Since the 2011 ousting of Libyan leader Muammar Gaddafi, foreign investors have been worried about physical and legal security in the new Libya. Some may be tempted to judge the new government’s legal bona fides on the basis of whether it will pay a whopping $935m debt recently incurred by Libya in an international arbitration with a Kuwaiti project developer.

That would be a mistake.


The outcome of that arbitration is so unusual that Libya ought to resist paying the sums awarded by the arbitrators, and instead explore all avenues for appeal.

The controversy arises out of a 2006 contract granted by Libyan tourism authorities to a Kuwaiti conglomerate, Al-Kharafi and Sons, for the construction of a resort complex on the coast of Libya. Through no apparent fault of its own, and much bungling by local officials, the investor was unable to take possession of a leased land plot and commence construction.

After authorities cancelled the contract in 2010, the Kuwaiti firm demanded a modest $5m in compensation for its losses on the venture. When no compensation was forthcoming, the Kuwaiti firm turned to international arbitration. Two of the three arbitrators sided with Al-Kharafi and ruled that Libya was liable for breaching its commitments to the Kuwaiti firm.

But when it came time for arbitrators to calculate damages, the Kuwaiti firm had upped its demands to $2bn dollars in compensation, citing its lost opportunity to turn a profit in Libya over the next 80-plus years.

Generally speaking, international arbitrators are reluctant to compensate investors for future 'lost profits' in cases such as this one where the relevant investment projects is not a 'going concern' with a track-record of profitability.

However, in a surprising March 2013 ruling, two of the three arbitrators decided that the Kuwaiti firm had lost a “real and certain opportunity” to run a profitable enterprise in Libya, and should receive a $900m payment from the Libyan treasury. In their written ruling, arbitrators speculated that their ruling would have a salutary impact on the investment climate in the Arab world.

I beg to differ.

The worrying lesson of the Al-Kharafi arbitration appears to be that an investor that runs into administrative bungling at the very outset of a project – before shovels, much less tourist toes, touch sand – should expect a windfall payment.

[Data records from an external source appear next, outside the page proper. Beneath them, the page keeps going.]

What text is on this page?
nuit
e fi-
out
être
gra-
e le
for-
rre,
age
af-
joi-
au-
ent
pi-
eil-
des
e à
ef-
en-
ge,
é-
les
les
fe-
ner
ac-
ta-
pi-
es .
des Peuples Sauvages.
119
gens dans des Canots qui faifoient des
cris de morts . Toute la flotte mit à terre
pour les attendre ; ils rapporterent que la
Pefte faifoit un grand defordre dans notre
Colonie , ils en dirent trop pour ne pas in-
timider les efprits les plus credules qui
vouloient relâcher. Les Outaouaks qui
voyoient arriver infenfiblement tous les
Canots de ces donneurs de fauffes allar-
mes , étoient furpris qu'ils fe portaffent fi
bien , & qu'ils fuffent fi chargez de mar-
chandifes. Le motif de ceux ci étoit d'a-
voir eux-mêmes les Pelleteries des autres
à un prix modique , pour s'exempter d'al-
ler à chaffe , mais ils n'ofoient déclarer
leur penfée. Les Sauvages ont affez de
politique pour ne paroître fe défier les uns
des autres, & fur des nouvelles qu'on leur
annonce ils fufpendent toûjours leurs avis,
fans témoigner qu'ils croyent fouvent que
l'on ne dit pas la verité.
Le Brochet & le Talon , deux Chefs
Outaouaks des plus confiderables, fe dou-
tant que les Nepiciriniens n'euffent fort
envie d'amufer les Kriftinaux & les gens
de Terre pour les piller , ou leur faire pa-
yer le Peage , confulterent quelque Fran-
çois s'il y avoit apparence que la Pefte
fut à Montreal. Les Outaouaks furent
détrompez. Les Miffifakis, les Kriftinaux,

If that were the prevailing legal rule, rational governments would close their borders to foreign investments altogether so as to avert the risk of disappointing any incoming investors – and finding themselves saddled with crippling debts arising out of the most embryonic of projects.

Precisely because the Al-Kharafi case is an outlier in the world of arbitration, Libya should fight to appeal the ruling. However, as a sign of good will, and as an acknowledgement of its mistreatment of the Al-Kharafi group, the government should also compensate the Kuwaiti firm for the sums that it put into the early phase of the unrealised project. 

Luke Eric Peterson is the editor of an online reporting service tracking FDI disputes between foreign investors and states.